At school, Michaelis became a bully. He jumped from group to group, terrorizing the quiet, anxious kids in his class. He read Greek and Norse myths and played Dungeons and Dragons in his free time, obsessed with the idea of becoming a warrior. “[I fancied] myself an unstoppable fighter who made his own rules,” Michaelis wrote in The Washington Post. He regularly drew battle scenes of Vikings smashing in each other’s skulls.

By the time he turned 16, Michaelis had started looking for other targets for his anger. He settled on a group he calls the “Peace Punks,” a group of activist punk-rockers who used punk music to advance a political agenda. When Coors made headlines for its unfair hiring practices, the Peace Punks vowed to boycott the beer company. “They really pissed me off. At the time, I didn’t think punk was about caring about anything. It was about smashing things.” Michaelis exclusively bought Coors beer for the rest of the year. He constantly wore a Coors hat.
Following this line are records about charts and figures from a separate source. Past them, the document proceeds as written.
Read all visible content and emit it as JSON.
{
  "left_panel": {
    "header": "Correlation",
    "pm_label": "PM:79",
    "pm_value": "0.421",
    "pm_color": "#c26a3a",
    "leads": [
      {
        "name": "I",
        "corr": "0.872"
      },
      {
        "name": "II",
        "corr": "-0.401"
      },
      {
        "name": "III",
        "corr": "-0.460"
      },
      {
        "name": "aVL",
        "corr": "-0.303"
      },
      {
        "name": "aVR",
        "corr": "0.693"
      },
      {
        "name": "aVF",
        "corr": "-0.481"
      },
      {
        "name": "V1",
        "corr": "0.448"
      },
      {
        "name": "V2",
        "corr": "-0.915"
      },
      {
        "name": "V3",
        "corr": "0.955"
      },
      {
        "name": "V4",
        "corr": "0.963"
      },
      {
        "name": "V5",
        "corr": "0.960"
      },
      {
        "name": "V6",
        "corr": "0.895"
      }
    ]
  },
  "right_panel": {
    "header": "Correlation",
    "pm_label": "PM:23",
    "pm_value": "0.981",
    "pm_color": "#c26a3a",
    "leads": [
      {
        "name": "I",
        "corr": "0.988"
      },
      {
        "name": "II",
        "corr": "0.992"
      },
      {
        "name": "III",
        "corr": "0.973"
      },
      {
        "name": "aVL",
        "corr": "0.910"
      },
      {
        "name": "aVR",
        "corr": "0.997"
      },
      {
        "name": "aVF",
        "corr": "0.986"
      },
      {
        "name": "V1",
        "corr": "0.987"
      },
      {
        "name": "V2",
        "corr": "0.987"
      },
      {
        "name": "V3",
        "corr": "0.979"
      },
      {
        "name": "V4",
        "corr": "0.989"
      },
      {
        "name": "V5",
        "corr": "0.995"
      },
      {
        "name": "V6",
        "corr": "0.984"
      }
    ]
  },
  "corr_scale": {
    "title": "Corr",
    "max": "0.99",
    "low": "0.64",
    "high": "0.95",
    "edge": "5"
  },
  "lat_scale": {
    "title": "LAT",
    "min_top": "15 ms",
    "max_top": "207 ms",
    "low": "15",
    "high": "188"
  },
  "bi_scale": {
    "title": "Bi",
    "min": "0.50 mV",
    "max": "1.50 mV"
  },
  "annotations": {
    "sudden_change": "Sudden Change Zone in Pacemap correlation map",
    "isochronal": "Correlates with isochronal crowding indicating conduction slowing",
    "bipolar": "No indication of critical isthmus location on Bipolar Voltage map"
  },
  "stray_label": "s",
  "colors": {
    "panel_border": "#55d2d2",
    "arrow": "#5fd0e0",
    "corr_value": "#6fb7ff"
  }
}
At the end of his sophomore year, Michaelis dropped out of high school. Along with his friends and fans of the band, Michaelis would regularly get drunk and walk around Milwaukee, vandalizing stores owned by people they didn’t like. “Once in a while we’d attack black people,” he said. To recruit new members, Michaelis would walk into high schools and drop off stacks of fliers. The design was red, with a large swastika in the center and the words, “N*****s Beware” written across the top. Soon, their group started to attract national attention. That attention allowed Michaelis to meet with with other skinhead groups across the country.

Michaelis’s skinhead band grew into The Northern Hammerskins, which eventually became part of Hammerskin Nation, one of the best-known skinhead organizations in the country. Michaelis was part of the white power movement for seven years. When he became a single father, he says he reached a turning point. One night, after coming home covered in someone else’s blood, he realized he needed to rethink his life. “I knew what I was doing was wrong all along, but I poured all of my energy into suppressing that knowledge,” he said in an interview with UpWorthy.

The so-called alt-right is a hate group, Michaelis says, talking about the Unite the Right protests in Charlottesville. And he wants no part of it.